Attribute names are considered identifiers when accessed or set directly, which causes them (if they’re unicode) to be normalized. However, getattr(), setattr() or the default object attribute getter/setter doesn’t do that. This results in weird behavior like this:

class Foo:
    µ = 0

print(Foo.µ)  # 0

setattr(Foo, 'µ', 1)
print(Foo.µ)  # 0
print(getattr(Foo, 'µ'))  # 1

Foo.µ = 2
print(Foo.µ)  # 2
print(getattr(Foo, 'µ'))  # 1

[Character taken from this weird identifier normalization post.]

As demonstrated above, the direct identifier attribute refers to a different object from the dynamic string attribute, which can be a source of unexpected behavior.
Therefore, why not normalize the strings passed to getattr(), setattr(), or the default attribute getter/setter?

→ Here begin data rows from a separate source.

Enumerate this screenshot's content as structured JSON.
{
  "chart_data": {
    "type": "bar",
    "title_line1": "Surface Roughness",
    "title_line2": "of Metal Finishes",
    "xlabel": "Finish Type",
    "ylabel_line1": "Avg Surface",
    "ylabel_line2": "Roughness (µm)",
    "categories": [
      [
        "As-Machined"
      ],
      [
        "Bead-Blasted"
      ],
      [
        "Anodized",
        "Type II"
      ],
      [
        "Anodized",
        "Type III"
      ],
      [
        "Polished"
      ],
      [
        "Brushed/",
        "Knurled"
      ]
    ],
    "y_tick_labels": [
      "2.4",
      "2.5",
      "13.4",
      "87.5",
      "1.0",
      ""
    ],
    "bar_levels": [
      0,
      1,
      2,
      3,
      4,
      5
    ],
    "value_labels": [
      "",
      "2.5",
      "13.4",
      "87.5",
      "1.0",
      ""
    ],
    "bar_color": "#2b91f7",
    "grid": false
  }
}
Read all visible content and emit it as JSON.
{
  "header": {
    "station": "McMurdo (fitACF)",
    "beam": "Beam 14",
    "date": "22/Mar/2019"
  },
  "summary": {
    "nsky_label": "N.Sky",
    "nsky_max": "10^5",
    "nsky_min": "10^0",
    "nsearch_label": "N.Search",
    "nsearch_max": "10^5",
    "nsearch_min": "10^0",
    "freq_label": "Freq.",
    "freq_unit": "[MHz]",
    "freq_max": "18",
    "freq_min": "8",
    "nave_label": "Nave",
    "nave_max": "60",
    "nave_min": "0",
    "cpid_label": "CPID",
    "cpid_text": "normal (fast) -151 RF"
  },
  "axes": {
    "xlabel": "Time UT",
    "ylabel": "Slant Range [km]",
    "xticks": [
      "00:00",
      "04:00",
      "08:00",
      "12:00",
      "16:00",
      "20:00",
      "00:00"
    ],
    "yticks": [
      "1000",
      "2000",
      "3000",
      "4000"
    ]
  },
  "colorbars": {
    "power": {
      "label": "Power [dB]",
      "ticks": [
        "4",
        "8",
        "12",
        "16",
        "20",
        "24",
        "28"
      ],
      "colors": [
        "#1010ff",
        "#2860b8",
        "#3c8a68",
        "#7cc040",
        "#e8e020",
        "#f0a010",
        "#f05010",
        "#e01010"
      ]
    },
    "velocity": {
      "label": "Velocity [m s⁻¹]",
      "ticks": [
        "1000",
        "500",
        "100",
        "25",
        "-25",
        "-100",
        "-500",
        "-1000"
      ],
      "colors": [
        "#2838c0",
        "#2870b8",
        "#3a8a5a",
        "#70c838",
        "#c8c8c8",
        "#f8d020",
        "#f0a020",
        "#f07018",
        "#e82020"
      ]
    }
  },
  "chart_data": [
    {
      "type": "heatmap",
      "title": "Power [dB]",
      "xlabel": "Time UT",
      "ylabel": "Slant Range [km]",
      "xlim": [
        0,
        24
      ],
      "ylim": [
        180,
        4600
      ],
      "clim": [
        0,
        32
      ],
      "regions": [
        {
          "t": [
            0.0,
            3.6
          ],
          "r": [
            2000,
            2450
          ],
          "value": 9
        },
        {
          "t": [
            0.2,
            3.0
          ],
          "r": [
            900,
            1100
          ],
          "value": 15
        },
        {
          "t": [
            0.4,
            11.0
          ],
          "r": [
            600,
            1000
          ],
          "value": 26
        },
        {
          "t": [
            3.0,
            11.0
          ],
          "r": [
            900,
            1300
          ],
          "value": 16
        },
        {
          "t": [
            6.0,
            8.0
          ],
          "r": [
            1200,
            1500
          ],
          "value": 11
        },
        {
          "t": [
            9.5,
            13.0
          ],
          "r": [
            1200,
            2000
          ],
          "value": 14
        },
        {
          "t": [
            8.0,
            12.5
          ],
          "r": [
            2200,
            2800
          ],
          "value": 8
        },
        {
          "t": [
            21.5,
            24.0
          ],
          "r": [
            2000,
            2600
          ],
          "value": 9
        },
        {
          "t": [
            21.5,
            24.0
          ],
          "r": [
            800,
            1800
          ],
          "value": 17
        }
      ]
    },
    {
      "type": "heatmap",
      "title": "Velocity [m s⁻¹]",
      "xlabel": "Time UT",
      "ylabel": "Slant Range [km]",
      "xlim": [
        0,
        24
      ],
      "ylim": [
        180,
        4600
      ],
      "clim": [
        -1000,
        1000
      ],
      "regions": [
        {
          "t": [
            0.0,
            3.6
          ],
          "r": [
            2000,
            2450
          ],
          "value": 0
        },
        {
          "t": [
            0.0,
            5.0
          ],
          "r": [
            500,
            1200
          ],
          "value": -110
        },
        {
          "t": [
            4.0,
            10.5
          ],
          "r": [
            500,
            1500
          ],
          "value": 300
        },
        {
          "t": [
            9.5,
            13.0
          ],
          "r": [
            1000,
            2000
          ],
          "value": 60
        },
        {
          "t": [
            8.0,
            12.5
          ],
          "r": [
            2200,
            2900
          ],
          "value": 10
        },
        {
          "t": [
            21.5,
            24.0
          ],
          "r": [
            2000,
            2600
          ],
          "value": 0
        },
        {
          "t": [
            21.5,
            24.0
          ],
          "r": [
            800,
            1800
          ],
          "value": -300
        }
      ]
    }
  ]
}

MegaIng · October 14, 2024, 1:44pm

Why not is easy to answer: It’s less work and doesn’t affect 99.9% of programs. Also, these functions accept a lot more than just identifiers, they in fact accept any string. Checking/Normalizing would mean a probably non-trivial amount of work for all programs, just to improve semantics in a specific edge case.

But I also agree that this is confusing and surprising behavior - Although I would almost say it would be more reasonable to reject identifiers that aren’t normalized in the source code.